Anthony Mascarenhas briefly mentioned Mozammel's involvement in this crime in his 1986 book Bangladesh: A Legacy of Blood.

The incident has been also depicted in novel Deyal by Humayun Ahmed.

==Role in the Liberation War==
According to Awami League in 1996, during the liberation war of Bangladesh, he fought as a freedom fighter from Gazipur and an organizer of the liberation war in the city. On 19 March 1971, in the first battle in Gazipur, he led the frontline against Brig. Jahan Zeb under the orders of Sheikh Mujibur Rahman as the convener of the Armed Resistance Committee.

Many, including Hasan Uddin Sarkar, claim that the information about his participation in the Liberation War is a fake information made in 1996. After the Awami League came to power in 1996, when the Muktijoddha Gazette was published and AKM Mozammel Haque's name was included in it, there was discussion and criticism in the National Parliament. In 2023, a writ petition was filed in the High Court by JAMUKA member and Secretary General of the National Muktijoddha Foundation, Kh. M. Amir Ali, whose case number is 15142, a total of seven people, including the then Cabinet Secretary, Secretary of the Ministry of Liberation War Affairs, and JAMUKA Chairman AKM Mozammel Haque, were made accused in the writ case. After analyzing the application form of the case in the court and searching for information from various sources, it was found that AKM Mozammel Haque's name is not in the list of 51,000 freedom fighters trained in India. There are allegations that his name was included by rubbing out the volume of the Red Muktibarta made in 1986 kept in the National Museum. As evidence, many claim that Hasan Uddin Sarkar, Habibullah, Nazrul Islam Khan, Soumendra Goswami, Shahidul Islam Pathan, Motalib, Shahidullah Bachchu, Md. Rafiqul Islam, Sheikh Abul Hossain, Abdus Sattar and thousands of people led the armed resistance war against the Pakistani forces in Joydevpur, Gazipur on March 19, 1971, but Mozammel Haque was also among the thousands of people, but A.K.M. Mozammel Haque distorted history and took full credit, also before 1971, Mozammel Haque passed BA and MA in 1994, but he tampered with the documents of the Liberation War and wrote MA LLB in his educational qualification, which is impossible.

== Corruption charges ==
Post Student-People's Uprising, the Anti-Corruption Commission (ACC) filed a case against Haque for allegedly acquiring illegal assets worth Tk10.34 crore.

===Error in the preparation of the list of Rajakars===
On December 15, 2019, A.K.M. Mozammel Haque, as the then Minister of the Ministry of Liberation War Affairs, held a press conference and released a list of 10,789 'anti-independence' Rajakars.
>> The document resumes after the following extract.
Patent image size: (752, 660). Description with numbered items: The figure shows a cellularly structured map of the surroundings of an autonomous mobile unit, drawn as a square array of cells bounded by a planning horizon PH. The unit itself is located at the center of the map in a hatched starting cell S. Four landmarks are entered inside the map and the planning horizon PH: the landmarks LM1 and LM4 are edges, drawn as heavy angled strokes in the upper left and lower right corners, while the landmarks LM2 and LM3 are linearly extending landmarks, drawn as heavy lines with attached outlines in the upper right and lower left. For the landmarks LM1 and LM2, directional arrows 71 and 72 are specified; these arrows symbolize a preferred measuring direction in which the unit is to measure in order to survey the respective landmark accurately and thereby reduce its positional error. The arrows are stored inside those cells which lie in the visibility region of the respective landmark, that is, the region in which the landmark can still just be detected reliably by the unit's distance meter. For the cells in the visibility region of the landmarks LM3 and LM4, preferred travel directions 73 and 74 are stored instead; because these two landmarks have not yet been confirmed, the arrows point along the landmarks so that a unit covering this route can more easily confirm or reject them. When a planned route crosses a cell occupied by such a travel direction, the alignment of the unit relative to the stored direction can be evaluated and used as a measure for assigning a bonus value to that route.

But the names of gazetted Freedom fighters and members of the families of martyrs in the list created anger and criticism. Later, the list was suspended for correction.

===Freedom fighter identity and certificate forgery===
He was one of the main people involved in making 25,000, or possibly 50,000 fake freedom fighter certificates in Bangladesh during the 16-year Awami League government until 5 August 2024.
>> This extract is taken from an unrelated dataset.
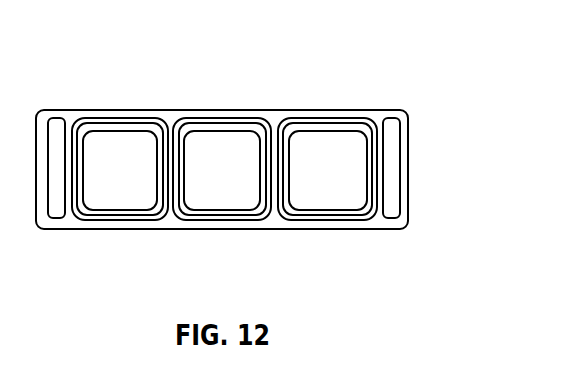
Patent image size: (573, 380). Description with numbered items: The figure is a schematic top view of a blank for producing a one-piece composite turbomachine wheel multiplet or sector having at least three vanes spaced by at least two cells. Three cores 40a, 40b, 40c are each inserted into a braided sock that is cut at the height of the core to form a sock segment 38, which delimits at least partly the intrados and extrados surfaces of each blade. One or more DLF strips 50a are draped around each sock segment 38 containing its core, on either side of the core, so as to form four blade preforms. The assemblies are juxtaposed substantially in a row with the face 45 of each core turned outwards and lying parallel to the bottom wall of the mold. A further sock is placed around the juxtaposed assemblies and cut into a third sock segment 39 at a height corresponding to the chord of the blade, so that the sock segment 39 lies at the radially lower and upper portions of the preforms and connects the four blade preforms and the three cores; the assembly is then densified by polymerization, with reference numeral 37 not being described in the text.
In the investigation report after August 5, 2024, Faruk-e-Azam said that Mozammel Haque used to charge 5 lakh taka for each fake certificate of freedom fighter. A report in Jugantor said that Mozammel received bribes worth around 100 million taka in total, ranging from 3 lakh taka to 2 crore taka for each fake certificate.
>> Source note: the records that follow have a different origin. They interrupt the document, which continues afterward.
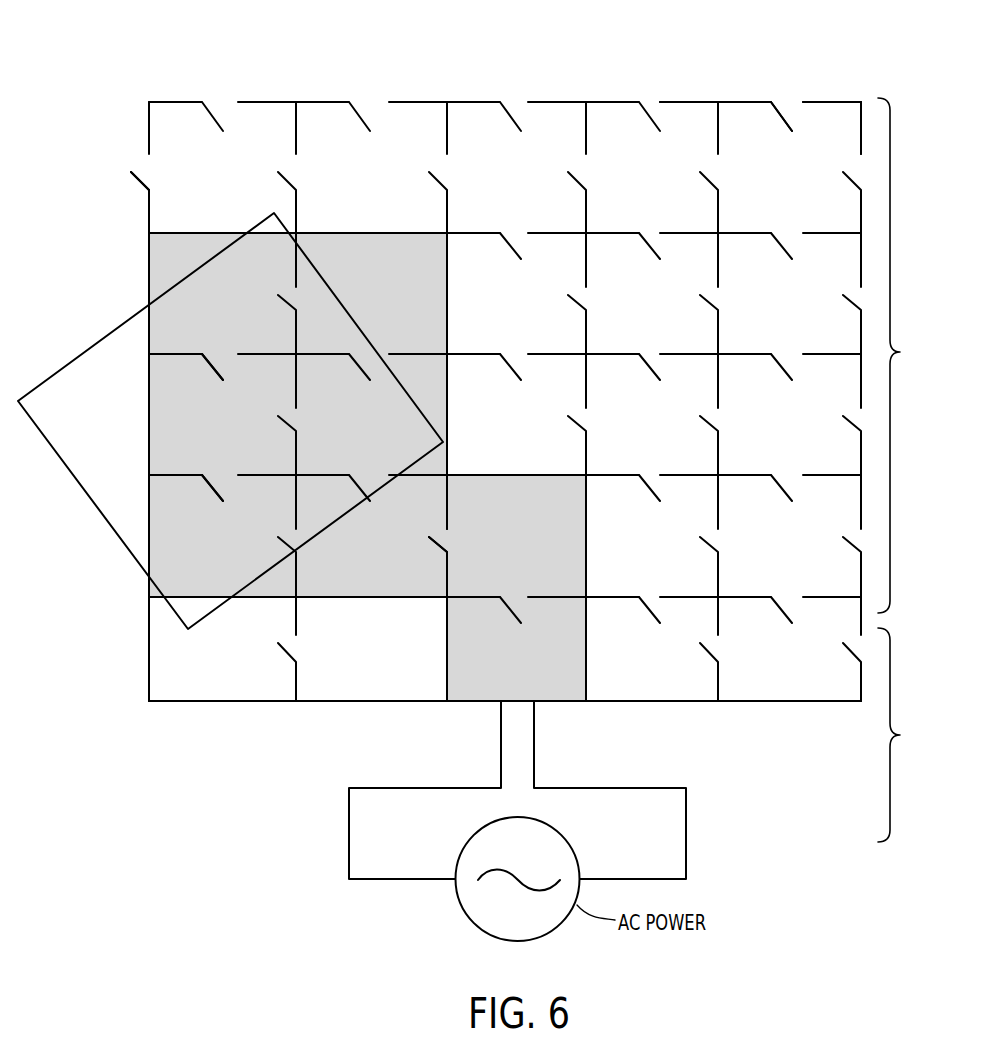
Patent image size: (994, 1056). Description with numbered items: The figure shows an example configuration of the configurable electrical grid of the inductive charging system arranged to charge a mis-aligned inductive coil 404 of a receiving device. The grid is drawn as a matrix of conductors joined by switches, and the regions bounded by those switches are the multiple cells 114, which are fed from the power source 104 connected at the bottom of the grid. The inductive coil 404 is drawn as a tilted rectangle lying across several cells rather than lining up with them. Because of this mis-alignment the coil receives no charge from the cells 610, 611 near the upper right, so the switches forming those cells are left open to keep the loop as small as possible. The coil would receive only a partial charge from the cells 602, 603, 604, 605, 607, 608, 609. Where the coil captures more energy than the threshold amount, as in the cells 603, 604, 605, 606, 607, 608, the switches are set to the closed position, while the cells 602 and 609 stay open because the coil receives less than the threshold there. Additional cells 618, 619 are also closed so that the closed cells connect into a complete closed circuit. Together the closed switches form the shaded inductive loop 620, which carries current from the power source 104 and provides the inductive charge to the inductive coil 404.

The power source 104 is at (908, 735).
The multiple cells 114 is at (908, 355).
The inductive coil 404 is at (115, 327).
The cell 602 is at (158, 213).
The cell 603 is at (438, 293).
The cell 604 is at (158, 253).
The cell 605 is at (438, 380).
The cell 606 is at (158, 422).
The cell 607 is at (438, 500).
The cell 608 is at (158, 497).
The cell 609 is at (224, 685).
The cell 610 is at (832, 120).
The cell 611 is at (685, 120).
The additional cell 618 is at (570, 537).
The additional cell 619 is at (570, 634).
The inductive loop 620 is at (557, 690).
On April 13, 2025, at the 95th meeting of the National Freedom Fighter Council or JAMUKA, chaired by Faruk-e-Azam, Chairman and Advisor on Liberation War Affairs, it was stated that there is controversy over AKM Mozammel Haque's participation in the Liberation War and if the allegations are proven, his freedom fighter certificate and gazette will be cancelled.